NEW YORK: The dollar rose and global equity markets slumped on Thursday after a new methodology that sharply increased the death toll in China from the coronavirus unnerved investors and halted a rally that had lifted US and European stocks to record peaks.
Investors sought safety in US assets, pushing the yield on the 10-year US Treasury note lower as the euro plunged to more than two-year lows against the dollar. The euro also fell to a four-and-a-half-year low against the Swiss franc.
The United States is expected to weather the economic impact of the virus better than the eurozone.
AXA Investment Manager’s chief economist Gilles Moec said the impact of the virus could be part of a “perfect storm” for Europe that hurts the economy for months before it gets compounded by a heated trade battle with the United States.
“We started with the premise that this virus would be worse than SARS and that has now become consensus,” Moec said.
The dollar index was flat, with the euro down 0.23 per cent to $1.0846.
Europe’s main markets followed Asia into red, while stocks on Wall Street traded slightly lower to little changed. MSCI’s gauge of stocks across the globe shed 0.16pc and its emerging markets index lost 0.22pc.
The pan-European STOXX 600 index lost 0.02pc.

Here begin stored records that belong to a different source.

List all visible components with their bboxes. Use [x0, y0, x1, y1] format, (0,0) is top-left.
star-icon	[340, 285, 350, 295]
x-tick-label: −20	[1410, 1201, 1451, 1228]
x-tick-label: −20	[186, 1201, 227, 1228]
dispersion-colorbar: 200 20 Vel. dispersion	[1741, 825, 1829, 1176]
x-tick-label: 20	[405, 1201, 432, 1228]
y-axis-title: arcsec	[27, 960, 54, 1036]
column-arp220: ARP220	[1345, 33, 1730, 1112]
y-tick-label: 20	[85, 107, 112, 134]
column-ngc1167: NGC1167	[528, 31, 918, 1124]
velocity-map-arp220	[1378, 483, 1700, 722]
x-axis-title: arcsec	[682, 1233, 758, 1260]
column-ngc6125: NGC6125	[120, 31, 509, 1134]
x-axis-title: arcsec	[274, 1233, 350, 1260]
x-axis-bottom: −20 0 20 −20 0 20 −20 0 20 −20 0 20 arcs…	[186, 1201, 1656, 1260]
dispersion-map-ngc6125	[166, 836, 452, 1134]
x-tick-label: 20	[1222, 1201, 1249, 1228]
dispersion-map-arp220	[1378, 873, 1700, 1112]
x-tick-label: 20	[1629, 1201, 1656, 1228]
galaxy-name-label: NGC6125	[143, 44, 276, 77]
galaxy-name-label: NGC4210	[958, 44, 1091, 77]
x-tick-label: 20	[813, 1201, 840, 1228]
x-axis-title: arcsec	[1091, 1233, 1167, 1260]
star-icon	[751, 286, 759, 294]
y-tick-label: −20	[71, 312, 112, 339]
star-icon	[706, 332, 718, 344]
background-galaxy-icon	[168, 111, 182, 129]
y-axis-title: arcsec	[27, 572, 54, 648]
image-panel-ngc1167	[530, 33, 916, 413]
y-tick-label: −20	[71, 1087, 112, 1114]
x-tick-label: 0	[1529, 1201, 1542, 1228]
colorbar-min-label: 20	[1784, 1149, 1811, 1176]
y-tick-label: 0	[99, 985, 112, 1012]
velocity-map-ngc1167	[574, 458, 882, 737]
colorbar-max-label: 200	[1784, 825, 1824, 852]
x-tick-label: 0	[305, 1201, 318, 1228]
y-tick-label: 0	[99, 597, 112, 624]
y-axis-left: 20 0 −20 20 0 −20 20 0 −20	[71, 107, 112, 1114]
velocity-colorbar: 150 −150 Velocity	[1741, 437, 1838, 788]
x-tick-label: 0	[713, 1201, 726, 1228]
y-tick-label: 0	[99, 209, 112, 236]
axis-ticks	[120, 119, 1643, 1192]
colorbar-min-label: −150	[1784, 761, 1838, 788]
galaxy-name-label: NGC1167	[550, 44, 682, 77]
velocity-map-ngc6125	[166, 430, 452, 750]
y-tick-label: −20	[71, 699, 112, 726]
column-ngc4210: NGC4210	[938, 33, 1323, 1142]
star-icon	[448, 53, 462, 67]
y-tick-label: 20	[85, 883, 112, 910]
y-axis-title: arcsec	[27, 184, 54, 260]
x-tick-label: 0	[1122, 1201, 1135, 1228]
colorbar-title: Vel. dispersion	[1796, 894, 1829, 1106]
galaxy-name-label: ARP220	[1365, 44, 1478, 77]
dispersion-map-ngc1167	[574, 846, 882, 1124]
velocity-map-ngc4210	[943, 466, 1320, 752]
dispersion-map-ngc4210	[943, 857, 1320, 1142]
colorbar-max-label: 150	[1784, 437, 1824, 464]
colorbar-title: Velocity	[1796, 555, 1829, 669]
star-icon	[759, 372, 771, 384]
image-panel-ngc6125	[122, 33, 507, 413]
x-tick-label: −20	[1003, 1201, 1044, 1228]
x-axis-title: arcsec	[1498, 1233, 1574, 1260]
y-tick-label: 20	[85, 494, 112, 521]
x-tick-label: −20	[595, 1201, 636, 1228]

On Wall Street, the Dow Jones Industrial Average fell 68.43 points, or 0.23pc, to 29,482.99. The S&P 500 lost 0.89 points, or 0.03pc, to 3,378.56 and the Nasdaq Composite added 2.40 points, or 0.02pc, to 9,728.37.
Oil prices rose, shrugging off bearish reports which cut back demand forecasts for this year on the back of the coronavirus outbreak in China, the world’s biggest oil importer.